Note: This post was sponsored by CoinTent, as the product was provided for us to review. The opinions in this article are solely those of the author without bias, and are based on experiences using the product. For more information, please see our editorial policy.

Posted by Beka Rice

Beka Rice manages the direction of Sell with WP content and writes or edits most of our articles to share her interests in eCommerce. Or she just writes as an excuse to spend more time jamming out to anything from The Clash to Lady Gaga. Who knows.


  1. If I were a publisher, I would be worried about relying so heavily on a third-party for a core feature of my business. CoinTent looks flexible and easy to use, but what happens if they go out of business? Poof, all of my subscribers are gone and I have to do a ton of work to get my site operating normally again. (Correct me if I’m wrong, I’m making assumptions based on their marketing site and previous experience with other products.)

    We generally like to keep things separate and recommend owning the software that runs your site. That often means platform independence (bring your own payment processor, swap it out if you get better terms from another provider) and open source (WordPress vs. Squarespace vs. Shopify). There’s more of an up-front cost, but then you own your business and have the ultimate long-term flexibility.

    1. Hey Dalton, I think this is a risk to any hosted solution, such as the inability to export Squarespace products, Shopify blog posts, or Gumroad memberships / subscriptions — you simply won’t have access to all data in a hosted solution. If you choose a hosted platform, you gain ease of use and less responsibility for security (in the case of processing payments anyway), but that hosted solution has to store the data for you, process payments for you (one reason why solutions like Gumroad, Shopify, or CoinTent can have competitive rates, as they’re aggregating payment processing for a discount), and can’t necessarily transfer a subscription to you. I’m not sure if this is planned for the CoinTent API (accessing / transferring subscriptions), but it’s not always available for hosted solutions or apps.

      I definitely agree that one of the beauties of self-hosted / open source plugins is the ability to own your data, but with that comes the responsibility for your site and its security.
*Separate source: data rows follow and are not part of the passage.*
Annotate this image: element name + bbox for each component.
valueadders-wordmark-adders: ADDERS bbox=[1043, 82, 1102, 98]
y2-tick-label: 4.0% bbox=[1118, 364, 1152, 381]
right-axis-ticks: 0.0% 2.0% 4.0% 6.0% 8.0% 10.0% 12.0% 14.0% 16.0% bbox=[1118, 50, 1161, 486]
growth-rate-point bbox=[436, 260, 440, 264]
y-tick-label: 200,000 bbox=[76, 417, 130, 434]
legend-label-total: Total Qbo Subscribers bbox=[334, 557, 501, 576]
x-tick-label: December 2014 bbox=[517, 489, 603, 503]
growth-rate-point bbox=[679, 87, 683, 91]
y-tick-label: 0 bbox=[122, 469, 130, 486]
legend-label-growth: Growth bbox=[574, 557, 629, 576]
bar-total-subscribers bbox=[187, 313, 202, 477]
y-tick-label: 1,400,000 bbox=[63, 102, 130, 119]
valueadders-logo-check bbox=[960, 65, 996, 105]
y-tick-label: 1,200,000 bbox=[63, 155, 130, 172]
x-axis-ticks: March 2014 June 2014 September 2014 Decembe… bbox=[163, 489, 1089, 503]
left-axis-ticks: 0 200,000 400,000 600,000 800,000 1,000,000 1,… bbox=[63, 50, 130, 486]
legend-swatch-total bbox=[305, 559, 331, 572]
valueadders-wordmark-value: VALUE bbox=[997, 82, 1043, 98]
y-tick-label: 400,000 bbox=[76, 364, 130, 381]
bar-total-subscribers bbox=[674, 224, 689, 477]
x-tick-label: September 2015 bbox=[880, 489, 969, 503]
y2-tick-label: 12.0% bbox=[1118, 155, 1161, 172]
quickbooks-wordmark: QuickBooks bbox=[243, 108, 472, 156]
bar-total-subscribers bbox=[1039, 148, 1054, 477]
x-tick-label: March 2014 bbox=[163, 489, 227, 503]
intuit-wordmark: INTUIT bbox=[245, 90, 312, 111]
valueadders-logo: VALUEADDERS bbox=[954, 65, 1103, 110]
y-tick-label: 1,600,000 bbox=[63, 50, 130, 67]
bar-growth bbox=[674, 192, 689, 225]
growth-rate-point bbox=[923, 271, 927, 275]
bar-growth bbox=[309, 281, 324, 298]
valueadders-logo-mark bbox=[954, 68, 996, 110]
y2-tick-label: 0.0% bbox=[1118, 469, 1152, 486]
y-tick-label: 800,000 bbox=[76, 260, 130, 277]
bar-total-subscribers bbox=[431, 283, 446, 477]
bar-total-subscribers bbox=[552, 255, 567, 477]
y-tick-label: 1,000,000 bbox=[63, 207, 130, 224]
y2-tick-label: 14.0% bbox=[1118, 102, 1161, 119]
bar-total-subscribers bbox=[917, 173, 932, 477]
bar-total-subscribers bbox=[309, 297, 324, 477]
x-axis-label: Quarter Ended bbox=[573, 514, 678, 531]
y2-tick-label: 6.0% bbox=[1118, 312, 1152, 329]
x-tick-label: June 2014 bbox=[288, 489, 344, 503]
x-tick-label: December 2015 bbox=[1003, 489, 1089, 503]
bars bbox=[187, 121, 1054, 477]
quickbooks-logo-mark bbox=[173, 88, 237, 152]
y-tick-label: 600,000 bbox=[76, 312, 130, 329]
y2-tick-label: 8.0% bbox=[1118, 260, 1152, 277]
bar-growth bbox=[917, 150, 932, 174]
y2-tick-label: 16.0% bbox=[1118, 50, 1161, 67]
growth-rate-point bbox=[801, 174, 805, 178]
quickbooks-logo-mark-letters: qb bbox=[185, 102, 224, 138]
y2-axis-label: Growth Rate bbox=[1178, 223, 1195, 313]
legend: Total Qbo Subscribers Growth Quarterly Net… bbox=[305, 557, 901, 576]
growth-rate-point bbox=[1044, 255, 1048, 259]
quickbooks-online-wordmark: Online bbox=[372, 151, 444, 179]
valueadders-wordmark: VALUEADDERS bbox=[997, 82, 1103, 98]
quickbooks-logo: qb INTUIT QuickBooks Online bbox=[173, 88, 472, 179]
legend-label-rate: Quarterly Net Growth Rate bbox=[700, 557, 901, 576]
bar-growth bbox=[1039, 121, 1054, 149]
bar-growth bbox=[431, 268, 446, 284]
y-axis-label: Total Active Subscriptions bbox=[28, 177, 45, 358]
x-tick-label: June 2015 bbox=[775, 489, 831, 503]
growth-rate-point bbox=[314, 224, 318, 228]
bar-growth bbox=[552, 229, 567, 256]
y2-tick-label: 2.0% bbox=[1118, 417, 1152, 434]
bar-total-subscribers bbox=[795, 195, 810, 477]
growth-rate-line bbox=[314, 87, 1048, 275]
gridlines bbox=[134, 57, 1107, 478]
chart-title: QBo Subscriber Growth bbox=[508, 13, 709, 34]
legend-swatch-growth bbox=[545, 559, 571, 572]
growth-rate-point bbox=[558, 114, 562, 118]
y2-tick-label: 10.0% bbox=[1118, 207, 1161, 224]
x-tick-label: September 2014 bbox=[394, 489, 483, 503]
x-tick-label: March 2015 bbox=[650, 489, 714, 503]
If you’re the kind of person that’s willing to take on the up front costs in set up, managing your own payment processing, investing (potentially) in PCI compliance, and being ultimately responsible for any site issues, then there are definitely tons of options available to you.
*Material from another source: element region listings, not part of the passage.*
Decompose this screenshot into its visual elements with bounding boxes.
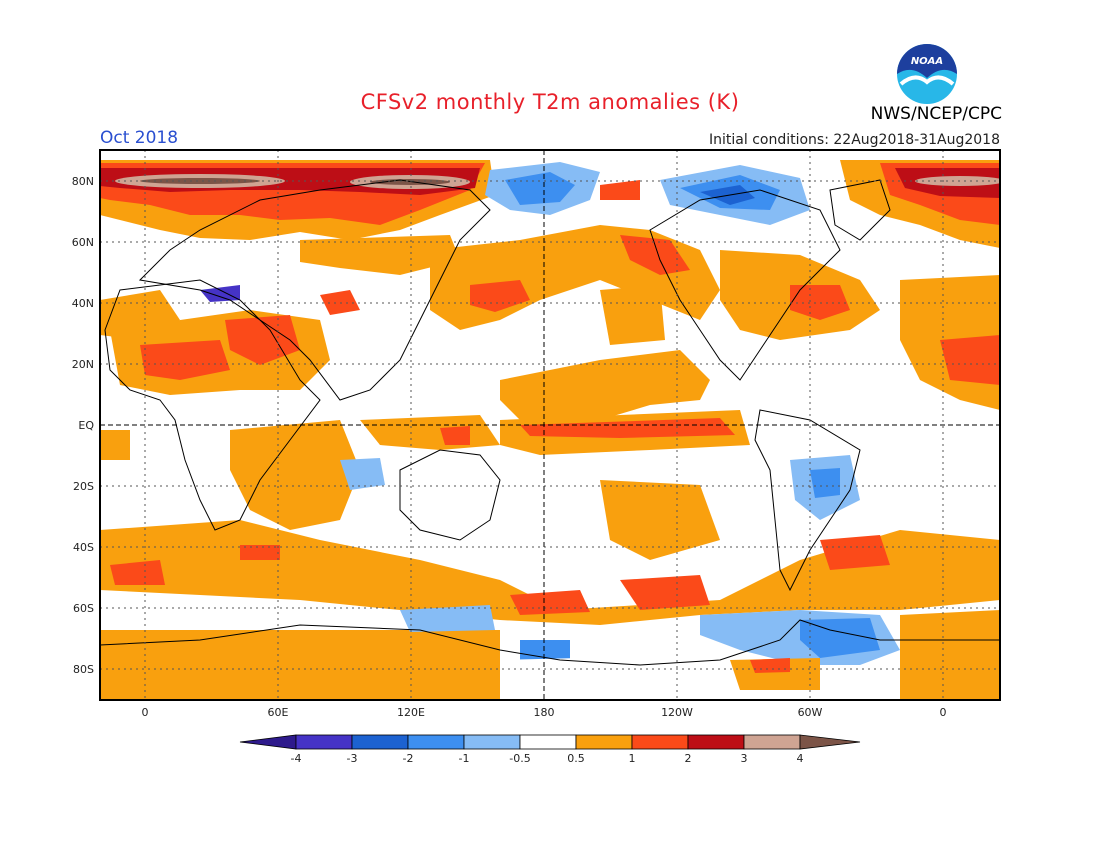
initial-conditions-label: Initial conditions: 22Aug2018-31Aug2018 (709, 132, 1000, 148)
colorbar-label: 0.5 (567, 752, 585, 765)
lat-label: 40S (73, 541, 94, 554)
colorbar-arrow-right (799, 734, 861, 750)
colorbar-bin (351, 734, 409, 750)
colorbar-bin (295, 734, 353, 750)
colorbar-bin (519, 734, 577, 750)
colorbar-label: -1 (459, 752, 470, 765)
lat-label: 40N (72, 297, 94, 310)
colorbar-labels: -4 -3 -2 -1 -0.5 0.5 1 2 3 4 (291, 752, 804, 765)
colorbar-label: 1 (629, 752, 636, 765)
lat-label: EQ (78, 419, 94, 432)
colorbar-arrow-left (239, 734, 297, 750)
colorbar-label: 4 (797, 752, 804, 765)
lon-label: 120W (661, 706, 693, 719)
colorbar-label: -3 (347, 752, 358, 765)
lon-label: 120E (397, 706, 425, 719)
lat-label: 20N (72, 358, 94, 371)
longitude-labels: 0 60E 120E 180 120W 60W 0 (142, 706, 947, 719)
map-title: CFSv2 monthly T2m anomalies (K) (360, 90, 740, 114)
lon-label: 180 (534, 706, 555, 719)
graticule (100, 150, 1000, 700)
map-frame (99, 149, 1001, 701)
lat-label: 60N (72, 236, 94, 249)
colorbar-label: -0.5 (509, 752, 530, 765)
lon-label: 60W (798, 706, 823, 719)
noaa-logo-icon: NOAA (897, 44, 957, 104)
reference-lines (100, 150, 1000, 700)
lon-label: 60E (268, 706, 289, 719)
agency-label: NWS/NCEP/CPC (870, 104, 1002, 124)
colorbar-bin (463, 734, 521, 750)
forecast-month-label: Oct 2018 (100, 128, 179, 148)
lat-label: 60S (73, 602, 94, 615)
lat-label: 20S (73, 480, 94, 493)
colorbar-label: -2 (403, 752, 414, 765)
colorbar (239, 734, 861, 750)
svg-text:NOAA: NOAA (911, 56, 943, 67)
latitude-labels: 80N 60N 40N 20N EQ 20S 40S 60S 80S (72, 175, 95, 676)
colorbar-bin (407, 734, 465, 750)
colorbar-bin (687, 734, 745, 750)
colorbar-bin (743, 734, 801, 750)
colorbar-label: 3 (741, 752, 748, 765)
lat-label: 80N (72, 175, 94, 188)
lon-label: 0 (142, 706, 149, 719)
lon-label: 0 (940, 706, 947, 719)
coastlines (100, 179, 1000, 666)
lat-label: 80S (73, 663, 94, 676)
colorbar-label: -4 (291, 752, 302, 765)
colorbar-bin (631, 734, 689, 750)
colorbar-label: 2 (685, 752, 692, 765)
colorbar-bin (575, 734, 633, 750)
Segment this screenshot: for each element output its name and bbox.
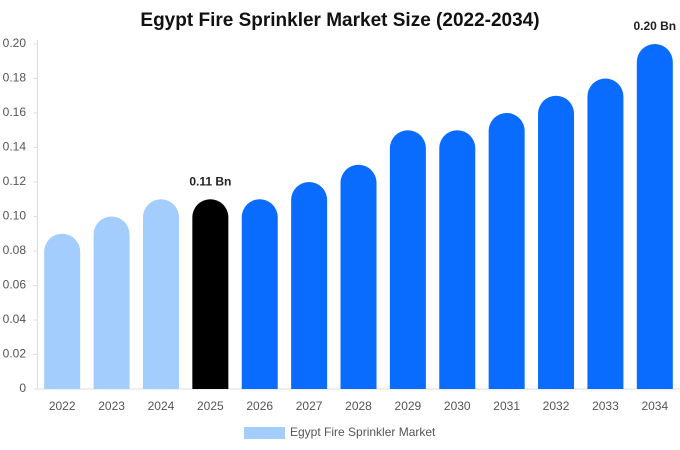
y-tick-label: 0.02 (3, 347, 27, 361)
x-tick-label: 2024 (148, 399, 175, 413)
bar (636, 44, 673, 389)
y-tick-label: 0.20 (3, 36, 27, 50)
bar (291, 182, 328, 389)
chart-title: Egypt Fire Sprinkler Market Size (2022-2… (140, 10, 539, 31)
bar (587, 78, 624, 389)
y-tick-label: 0.12 (3, 174, 27, 188)
x-tick-label: 2023 (98, 399, 125, 413)
y-tick-label: 0.06 (3, 278, 27, 292)
bar (488, 112, 525, 389)
bar (439, 130, 476, 390)
legend-swatch (244, 427, 285, 439)
x-tick-label: 2022 (49, 399, 76, 413)
bar (192, 199, 229, 389)
bar (389, 130, 426, 390)
bar (44, 233, 81, 389)
x-tick-label: 2029 (395, 399, 422, 413)
x-tick-label: 2031 (493, 399, 520, 413)
y-tick-label: 0 (19, 381, 26, 395)
bar (142, 199, 179, 389)
y-tick-label: 0.18 (3, 71, 27, 85)
y-tick-label: 0.04 (3, 312, 27, 326)
y-tick-label: 0.14 (3, 140, 27, 154)
x-tick-label: 2033 (592, 399, 619, 413)
x-tick-label: 2030 (444, 399, 471, 413)
y-tick-label: 0.10 (3, 209, 27, 223)
x-tick-label: 2027 (296, 399, 323, 413)
bar (241, 199, 278, 389)
bar (93, 216, 130, 389)
legend-label: Egypt Fire Sprinkler Market (290, 425, 436, 439)
y-tick-label: 0.16 (3, 105, 27, 119)
bar (340, 164, 377, 389)
x-tick-label: 2028 (345, 399, 372, 413)
x-tick-label: 2026 (246, 399, 273, 413)
value-label: 0.20 Bn (633, 19, 676, 33)
bar (538, 95, 575, 389)
x-tick-label: 2025 (197, 399, 224, 413)
value-label: 0.11 Bn (189, 174, 231, 188)
y-tick-label: 0.08 (3, 243, 27, 257)
x-tick-label: 2034 (641, 399, 668, 413)
x-tick-label: 2032 (543, 399, 570, 413)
      I think services like this are meant for a different person: perhaps someone who’s validating an idea to see if it gains traction; someone who doesn’t have any interest in managing their own payment processing and payments security, or troubleshooting potential incompatibilities that tend to arise between server + plugins + themes (and having done more than enough support for eCommerce plugins, there are tons of conflicts / issues that you’d never expect to arise, but that we see daily); or someone who simply wants the easiest solution they can find. Hosted solutions mean you don’t have to worry about updating your software or conflicts that can break important eCommerce functionality.

      “With great power comes great responsibility,” as Uncle Ben used to say 😉 . You can always gain more flexibility and control over your solution via a self-hosted platform, but then you take on the additional responsibilities associated with them, which (while it may work for people like you and I who are comfortable doing so) isn’t for everyone.

  2. Was keen to hear about other services besides cointent as there are many more WordPress solutions and I was researching options. What are your thoughts using pay walled membership plugins for example? Or non PayPal solutions such as eWay?

    1. Hey Edwin, I think it depends on how much content you’re restricting, if you’re comfortable setting up your own payment processing with attention to security or want someone else to do it, if users should have accounts on your site, and how detailed your restrictions need to be. There are definitely a lot of WordPress-specific solutions — we’ve got a category of posts devoted to them — but I’m in the camp that the site setup / your preference for responsibility dictate what you should choose.